The method for long-term storage of gluten designed in this patent is characterized in that the air-dried water gluten is cooked, then taken out for dehydration, vacuum packaged, packaged and sterilized in an autoclave at high temperature and high pressure, finally cooled, packaged and stored at low temperature.

Gluten knowledge

(1) Oil gluten: Flour can be added or not. The formula of adding flour (Beijing, Shanghai) is: wet gluten 10 kg, flour 2.0 ~ 2.9 kg, a little salt. Stir for 7-8 minutes, take it out, cut it into small pieces, make it into small balls, put it in an oil pan with an oil temperature of 90- 100℃, fry it for 3-5 minutes to break the outer layer of the balls, take it out, put it in an oil pan with an oil temperature of 130-240℃, and fry it for 10 minutes.

Tianjin fried gluten does not add any auxiliary materials, so the fried gluten is golden and pleasant, with uneven surface and different shapes, just like Sichuan mustard tuber. This is because of the elasticity and toughness of wet gluten mentioned above. Therefore, even if it is stewed with meat, it will not rot, but its shape will be nearly doubled.

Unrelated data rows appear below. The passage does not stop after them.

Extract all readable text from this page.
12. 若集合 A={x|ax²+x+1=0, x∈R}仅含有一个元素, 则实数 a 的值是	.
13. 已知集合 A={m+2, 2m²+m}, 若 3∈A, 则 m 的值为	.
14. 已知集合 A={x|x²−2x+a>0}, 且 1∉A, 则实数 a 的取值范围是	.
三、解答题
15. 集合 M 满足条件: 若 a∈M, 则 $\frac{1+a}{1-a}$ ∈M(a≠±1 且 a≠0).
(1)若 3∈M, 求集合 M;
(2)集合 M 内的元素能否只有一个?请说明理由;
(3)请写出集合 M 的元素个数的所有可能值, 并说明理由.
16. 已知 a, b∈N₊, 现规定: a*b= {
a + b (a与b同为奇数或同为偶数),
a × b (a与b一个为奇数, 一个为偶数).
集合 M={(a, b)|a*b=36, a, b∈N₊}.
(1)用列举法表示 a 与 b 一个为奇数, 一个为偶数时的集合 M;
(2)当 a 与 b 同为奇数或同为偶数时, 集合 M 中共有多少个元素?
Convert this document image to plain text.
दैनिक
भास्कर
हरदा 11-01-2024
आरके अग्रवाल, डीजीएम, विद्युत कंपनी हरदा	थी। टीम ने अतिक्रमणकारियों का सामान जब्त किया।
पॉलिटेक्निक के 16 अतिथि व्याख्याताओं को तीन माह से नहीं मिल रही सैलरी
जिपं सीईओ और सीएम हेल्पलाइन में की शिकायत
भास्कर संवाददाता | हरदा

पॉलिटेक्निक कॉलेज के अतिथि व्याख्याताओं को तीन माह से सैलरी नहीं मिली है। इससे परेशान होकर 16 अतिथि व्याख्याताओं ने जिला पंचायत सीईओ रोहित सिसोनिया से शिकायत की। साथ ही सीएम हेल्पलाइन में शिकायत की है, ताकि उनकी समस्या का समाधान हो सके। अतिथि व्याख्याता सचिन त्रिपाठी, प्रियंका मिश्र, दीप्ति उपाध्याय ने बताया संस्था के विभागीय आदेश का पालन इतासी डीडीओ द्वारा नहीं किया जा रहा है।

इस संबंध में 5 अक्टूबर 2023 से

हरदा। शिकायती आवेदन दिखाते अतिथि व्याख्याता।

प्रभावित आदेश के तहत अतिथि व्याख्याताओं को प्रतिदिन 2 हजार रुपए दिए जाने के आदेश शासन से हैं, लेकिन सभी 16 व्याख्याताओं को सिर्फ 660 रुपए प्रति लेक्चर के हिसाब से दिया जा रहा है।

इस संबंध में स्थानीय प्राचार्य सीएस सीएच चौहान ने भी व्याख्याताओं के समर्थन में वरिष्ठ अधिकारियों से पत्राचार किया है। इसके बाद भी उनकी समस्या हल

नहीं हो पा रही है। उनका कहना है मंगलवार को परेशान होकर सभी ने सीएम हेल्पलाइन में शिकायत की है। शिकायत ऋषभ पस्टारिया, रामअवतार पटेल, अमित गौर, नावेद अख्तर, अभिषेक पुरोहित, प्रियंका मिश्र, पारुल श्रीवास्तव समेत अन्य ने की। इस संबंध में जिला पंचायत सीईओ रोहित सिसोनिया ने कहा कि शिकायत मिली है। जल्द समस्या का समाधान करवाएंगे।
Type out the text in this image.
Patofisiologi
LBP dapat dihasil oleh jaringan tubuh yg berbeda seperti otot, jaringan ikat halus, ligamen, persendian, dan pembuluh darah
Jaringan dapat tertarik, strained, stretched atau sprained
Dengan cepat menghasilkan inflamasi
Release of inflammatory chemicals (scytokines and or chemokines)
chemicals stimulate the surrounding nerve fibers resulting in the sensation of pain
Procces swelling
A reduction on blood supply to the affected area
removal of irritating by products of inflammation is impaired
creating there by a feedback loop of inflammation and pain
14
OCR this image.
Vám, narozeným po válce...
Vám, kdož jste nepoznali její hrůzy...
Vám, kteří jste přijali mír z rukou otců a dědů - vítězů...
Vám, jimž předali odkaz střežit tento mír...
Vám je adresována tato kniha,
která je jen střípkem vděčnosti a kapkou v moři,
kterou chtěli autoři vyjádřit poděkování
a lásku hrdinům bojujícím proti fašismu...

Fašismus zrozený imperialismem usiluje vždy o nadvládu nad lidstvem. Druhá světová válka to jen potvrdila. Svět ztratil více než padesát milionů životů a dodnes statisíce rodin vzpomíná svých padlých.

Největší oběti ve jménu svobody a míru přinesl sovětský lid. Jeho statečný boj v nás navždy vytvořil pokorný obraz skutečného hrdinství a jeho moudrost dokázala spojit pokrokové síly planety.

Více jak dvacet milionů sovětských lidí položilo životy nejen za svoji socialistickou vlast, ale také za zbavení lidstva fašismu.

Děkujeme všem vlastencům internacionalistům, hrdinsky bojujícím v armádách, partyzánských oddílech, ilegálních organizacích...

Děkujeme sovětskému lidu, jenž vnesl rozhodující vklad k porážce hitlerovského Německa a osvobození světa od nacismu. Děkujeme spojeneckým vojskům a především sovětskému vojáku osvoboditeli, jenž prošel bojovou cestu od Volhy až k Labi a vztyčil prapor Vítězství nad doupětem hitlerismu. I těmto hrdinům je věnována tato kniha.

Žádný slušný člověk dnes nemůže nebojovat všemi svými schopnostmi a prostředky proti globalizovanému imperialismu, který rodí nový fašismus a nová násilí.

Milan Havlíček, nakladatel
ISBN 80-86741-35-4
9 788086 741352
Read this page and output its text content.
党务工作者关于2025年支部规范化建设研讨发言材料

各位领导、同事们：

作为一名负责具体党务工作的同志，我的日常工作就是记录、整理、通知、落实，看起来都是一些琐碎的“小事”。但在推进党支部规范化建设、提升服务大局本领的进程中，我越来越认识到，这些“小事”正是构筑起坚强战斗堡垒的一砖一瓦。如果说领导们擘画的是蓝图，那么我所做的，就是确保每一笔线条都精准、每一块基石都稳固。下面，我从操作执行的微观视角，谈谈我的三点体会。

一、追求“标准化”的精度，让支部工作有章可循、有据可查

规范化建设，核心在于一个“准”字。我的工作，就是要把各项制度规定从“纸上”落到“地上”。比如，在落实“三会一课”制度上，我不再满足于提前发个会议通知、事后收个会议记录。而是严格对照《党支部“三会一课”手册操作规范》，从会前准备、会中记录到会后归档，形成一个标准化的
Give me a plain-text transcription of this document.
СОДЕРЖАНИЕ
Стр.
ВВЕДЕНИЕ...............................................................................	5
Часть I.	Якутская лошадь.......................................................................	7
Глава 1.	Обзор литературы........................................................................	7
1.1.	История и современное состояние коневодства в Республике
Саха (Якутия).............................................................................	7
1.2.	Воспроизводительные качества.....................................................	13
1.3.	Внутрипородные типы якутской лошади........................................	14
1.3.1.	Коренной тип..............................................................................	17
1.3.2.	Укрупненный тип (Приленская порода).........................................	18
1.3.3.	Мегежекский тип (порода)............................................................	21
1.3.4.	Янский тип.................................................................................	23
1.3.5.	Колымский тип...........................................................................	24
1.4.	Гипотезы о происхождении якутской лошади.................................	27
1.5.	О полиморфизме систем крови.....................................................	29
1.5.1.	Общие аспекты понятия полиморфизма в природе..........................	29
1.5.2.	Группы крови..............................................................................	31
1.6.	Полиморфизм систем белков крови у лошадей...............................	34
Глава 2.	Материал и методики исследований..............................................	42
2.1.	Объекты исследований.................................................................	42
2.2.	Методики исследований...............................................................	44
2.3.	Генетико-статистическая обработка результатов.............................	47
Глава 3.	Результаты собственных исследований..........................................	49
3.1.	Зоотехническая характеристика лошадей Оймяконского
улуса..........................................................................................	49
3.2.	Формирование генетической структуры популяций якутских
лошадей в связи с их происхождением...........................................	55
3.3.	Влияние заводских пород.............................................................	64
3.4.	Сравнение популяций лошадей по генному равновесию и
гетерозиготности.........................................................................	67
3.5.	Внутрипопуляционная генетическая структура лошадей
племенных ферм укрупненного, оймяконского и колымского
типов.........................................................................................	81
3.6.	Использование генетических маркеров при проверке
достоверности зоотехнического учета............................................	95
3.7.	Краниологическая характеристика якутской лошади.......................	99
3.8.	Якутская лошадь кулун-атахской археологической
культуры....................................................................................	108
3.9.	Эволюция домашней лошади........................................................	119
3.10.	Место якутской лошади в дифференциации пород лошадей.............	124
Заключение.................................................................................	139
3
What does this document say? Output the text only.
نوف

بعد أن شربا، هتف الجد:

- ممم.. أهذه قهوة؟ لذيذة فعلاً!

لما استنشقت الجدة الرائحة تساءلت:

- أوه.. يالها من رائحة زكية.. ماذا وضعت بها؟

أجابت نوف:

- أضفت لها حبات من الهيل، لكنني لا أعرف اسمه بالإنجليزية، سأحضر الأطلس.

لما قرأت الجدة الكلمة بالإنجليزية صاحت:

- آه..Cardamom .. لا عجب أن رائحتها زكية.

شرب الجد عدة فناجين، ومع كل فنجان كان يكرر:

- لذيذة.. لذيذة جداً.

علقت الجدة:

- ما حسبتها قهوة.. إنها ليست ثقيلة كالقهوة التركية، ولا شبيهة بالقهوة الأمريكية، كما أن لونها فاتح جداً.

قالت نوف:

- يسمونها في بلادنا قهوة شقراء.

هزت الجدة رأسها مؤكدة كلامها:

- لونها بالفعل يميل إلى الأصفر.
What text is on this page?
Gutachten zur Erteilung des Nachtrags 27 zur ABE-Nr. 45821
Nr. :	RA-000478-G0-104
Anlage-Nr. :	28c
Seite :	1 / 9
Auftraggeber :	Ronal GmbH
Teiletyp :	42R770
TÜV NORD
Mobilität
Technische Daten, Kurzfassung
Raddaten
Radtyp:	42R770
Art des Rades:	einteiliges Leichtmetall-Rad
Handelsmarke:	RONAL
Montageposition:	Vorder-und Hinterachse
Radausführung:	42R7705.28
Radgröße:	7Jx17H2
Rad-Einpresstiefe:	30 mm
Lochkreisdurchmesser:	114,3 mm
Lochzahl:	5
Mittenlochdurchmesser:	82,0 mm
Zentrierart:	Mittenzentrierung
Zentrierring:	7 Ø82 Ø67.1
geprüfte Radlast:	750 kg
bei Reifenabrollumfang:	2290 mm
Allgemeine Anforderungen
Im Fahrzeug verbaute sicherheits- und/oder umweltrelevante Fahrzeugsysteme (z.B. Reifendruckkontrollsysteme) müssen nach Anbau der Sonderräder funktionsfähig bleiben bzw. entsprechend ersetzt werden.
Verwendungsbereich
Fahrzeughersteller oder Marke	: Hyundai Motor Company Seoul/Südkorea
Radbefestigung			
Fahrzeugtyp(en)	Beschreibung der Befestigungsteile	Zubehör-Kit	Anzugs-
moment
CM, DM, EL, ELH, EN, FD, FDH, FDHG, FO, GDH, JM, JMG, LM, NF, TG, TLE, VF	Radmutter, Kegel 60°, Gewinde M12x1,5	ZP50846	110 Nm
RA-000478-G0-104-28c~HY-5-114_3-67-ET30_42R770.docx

(2) Water gluten: the wet gluten is cut into small pieces or made into small balls, then put into a water pot and heated by steam, and the steam is kept at 100℃ for about 30 minutes to obtain water gluten.

(3) Baking bran: spreading wet gluten in a steamer with a thickness of 2-3 cm and heating for 30 minutes to obtain baked bran. In addition, there are gluten sausage, gluten skin, gluten silk, twisted gluten, stinky gluten and so on.

Who is suitable for gluten?

Gluten is a kind of protein, which consists of wheat mucin and wheat grain protein. Add a proper amount of water and a little salt to the flour, and stir well to form a dough. Later, it was washed repeatedly with clear water, and all impurities such as live flour in the dough were washed away, leaving gluten.

Gluten is a kind of food rich in plant protein, and its protein content is higher than that of lean pork, chicken, eggs and most bean products. It is a kind of food with high protein, low fat, low sugar and low calorie, and also contains many trace elements such as calcium, iron, phosphorus and potassium. Gluten can be eaten by the general population, especially those with symptoms of physical weakness, excessive internal heat and polydipsia.

But there are many ways to gluten, such as frying, spicy, spicy, barbecue, high oil and high salt, sweet and sour. Although gluten is rich in high protein, pregnant women, the elderly, children and lactating female friends are advised to eat lightly and avoid or eat less fried, spicy, spicy, barbecue, high-oil and high-salt gluten dishes, so as not to affect their health.

Practice of gluten green pepper

Ingredients: 300g of gluten, 200g of green pepper, 20g of onion and 20g of ginger.

Exercise:

1, wash the gluten, then tear it by hand, don't cut it, it's delicious if you cut it. Wash and shred green peppers.

2. Base the oil in the pan, heat the oil to gluten, stir fry for 1 min, then add soy sauce and continue to stir fry for 1 to 2 minutes.

3. Pour in the green pepper and stir fry a few times, add some salt, add some sugar and stir fry a few times, add a little water and cover the lid for 2 minutes.

4. Then add some chicken essence to the pot.